Haringey Learning Partnership Year 10 student Mia Currie shares her experience of knocking on the prime minister’s door
Lifting the majestic, brass lion-head door knocker and giving it my best rat-a-tat-tat, I wait with bated breath for the door to swing open. You’d recognise where I’m standing, even if you cropped the photo to within a few feet of my hastily-polished Mary-Janes. It’s an iconic site. The glossiest, most famous door in all the land: Number 10 Downing Street.
Together with my schoolmate Amario, and representatives from Oxfam UK, we are hand-delivering a petition signed by 45,000 people, calling for the UK government to increase humanitarian aid to address the urgent crisis in East Africa. Over 28 million people across Ethiopia, Kenya, Somalia and South Sudan are already experiencing extreme hunger, and Oxfam is urging the prime minister to act before a famine is declared. With the budget decreased by 80% from £861 million in 2017, to just £156 million this time, and with the famine worse than it’s been in 40 years, now is the time to act.
Taking a petition to Downing Street is no guarantee of instant results, of course. But it is an effective way to highlight a campaign and put pressure on our prime minister and the government to do more. The excitement on the day is palpable. It doesn’t sound like much – travelling halfway across London to knock on the door of someone that you know isn’t home (that day, the newspapers were full of pictures of Rishi Sunak at the G7 in Japan) – but as our tube pulls into Westminster, I feel a rush of adrenaline.
Oxfam had arranged for a photographer to come on the trip with us.
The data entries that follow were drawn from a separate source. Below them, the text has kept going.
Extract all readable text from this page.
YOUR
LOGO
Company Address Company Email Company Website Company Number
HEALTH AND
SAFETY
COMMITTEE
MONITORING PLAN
We took a lot of pictures before delivering the petition, held up a cloth banner that said “SOLIDARITY WITH EAST AFRICA” in bold red letters, and filmed a short video for Oxfam to broadcast across social media. Then, just six of us stood outside the high black gates for a couple of minutes, waiting for the police to check our passports. Without them we wouldn’t be allowed in, and one of the officers, with the biggest guns I’ve ever seen in my life, would escort us out. But luckily Amario and myself both had the correct identification and we walked through security breezily.
This isn’t a day I’ll forget in a hurry. It was an honour and a real privilege to deliver the petition. Oxfam will continue to press for action and will be sharing the government’s official response and updates through its social media channels. For my part, I will continue to campaign on this cause, and hope that I can bring more attention to it through articles like this.